Note: The pip installation does not support running MatterSim and SevenNet simulations directly through the toolkit (only input file creation).

Usage

Command line interface

Each functionality can be accessed through dedicated command line tools:

# Access through interactive Q&A sessions
amaceing_cp2k           # CP2K input creation
amaceing_mace           # MACE input creation
amaceing_mattersim      # MatterSim input creation
amaceing_sevennet       # SevenNet input creation
amaceing_orb            # ORB model input creation
amaceing_grace          # Grace model input creation
amaceing_ana            # Trajectory analysis
amaceing_utils          # Utility functions

# Or with direct arguments for non-interactive use
amaceing_cp2k -rt="GEO_OPT" -c="{'project_name': 'test', 'coord_file': 'system.xyz', 'pbc_list': [10 0 0 0 10 0 0 0 10]}"

Python API

from amaceing_toolkit.workflow import cp2k_api

# Example: Generate a CP2K geometry optimization input
config = {
    'project_name': 'system_geoopt',
    'coord_file': 'system.xyz',
    'pbc_list': [14.2, 0, 0, 0, 14.2, 0, 0, 0, 14.2],
    'max_iter': 10,
    'xc_functional': 'BLYP',
}
cp2k_api(run_type='GEO_OPT', config=config)

Logger

The package includes a run and model logger to track simulation runs and fine-tuned models. This ensures reproducibility and easy access to past runs.

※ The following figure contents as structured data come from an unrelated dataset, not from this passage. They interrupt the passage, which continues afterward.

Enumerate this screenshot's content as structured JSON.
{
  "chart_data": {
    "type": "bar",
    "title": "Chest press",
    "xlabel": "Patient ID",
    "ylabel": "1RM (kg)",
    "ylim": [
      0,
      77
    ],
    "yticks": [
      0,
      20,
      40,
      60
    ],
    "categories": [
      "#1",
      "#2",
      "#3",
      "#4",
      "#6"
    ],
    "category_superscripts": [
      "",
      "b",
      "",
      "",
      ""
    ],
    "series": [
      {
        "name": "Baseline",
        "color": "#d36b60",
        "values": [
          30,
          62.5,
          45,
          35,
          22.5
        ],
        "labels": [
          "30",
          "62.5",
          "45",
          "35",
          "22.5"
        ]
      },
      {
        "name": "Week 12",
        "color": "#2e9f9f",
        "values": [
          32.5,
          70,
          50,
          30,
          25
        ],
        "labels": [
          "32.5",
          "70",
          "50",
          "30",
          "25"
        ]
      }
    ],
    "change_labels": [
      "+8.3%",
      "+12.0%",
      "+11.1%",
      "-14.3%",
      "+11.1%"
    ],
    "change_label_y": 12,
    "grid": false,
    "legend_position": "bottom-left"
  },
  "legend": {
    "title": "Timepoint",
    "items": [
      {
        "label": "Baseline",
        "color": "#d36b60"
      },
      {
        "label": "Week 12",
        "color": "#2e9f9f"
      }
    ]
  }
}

amaceing_utils --logger=run         # Get an overview of runs
amaceing_utils --logger=runexport   # Export run logger to PDF
amaceing_utils --logger=model       # Get an overview of models

Documentation

Complete documentation is available at ReadTheDocs.

The documentation provides:

• Comprehensive installation instructions
• Detailed API reference
• User guides for all supported simulation engines
• Configuration guides
• Example workflows
• Tutorials for common use cases:
  • NEW: Getting Started with aMACEing_toolkit Introduction to aMACEing_toolkit
  • Tutorial A
  • Tutorial B

Examples

Example systems and scripts are provided in the examples/ directory:

• 4KOH_92H2O_333K - Potassium hydroxide in water
• CsH2PO4 - Cesium dihydrogen phosphate
• analyzer - Trajectory analysis examples
• api_examples - Python API usage examples

Citation

If you use aMACEing_toolkit in your research, please cite:

Hänseroth, J. and Flötotto, A. and Qaisrani, M. N. and Dreßler, C. "Fine-Tuning Unifies Foundational Machine-learned Interatomic Potential Architectures at ab initio Accuracy." arXiv preprint arXiv:2511.05337 (2025).

@misc{hänseroth2025amaceingtoolkit,
      title={Fine-Tuning Unifies Foundational Machine-learned Interatomic Potential Architectures at ab initio Accuracy}, 
      author={Jonas Hänseroth and Aaron Flötotto and Muhammad Nawaz Qaisrani and Christian Dreßler},
      year={2025},
      eprint={2511.05337},
      archivePrefix={arXiv},
      primaryClass={physics.chem-ph},
      url={https://arxiv.org/abs/2511.05337}, 
}

License

This project is licensed under the MIT License (Non-Commercial Use Only).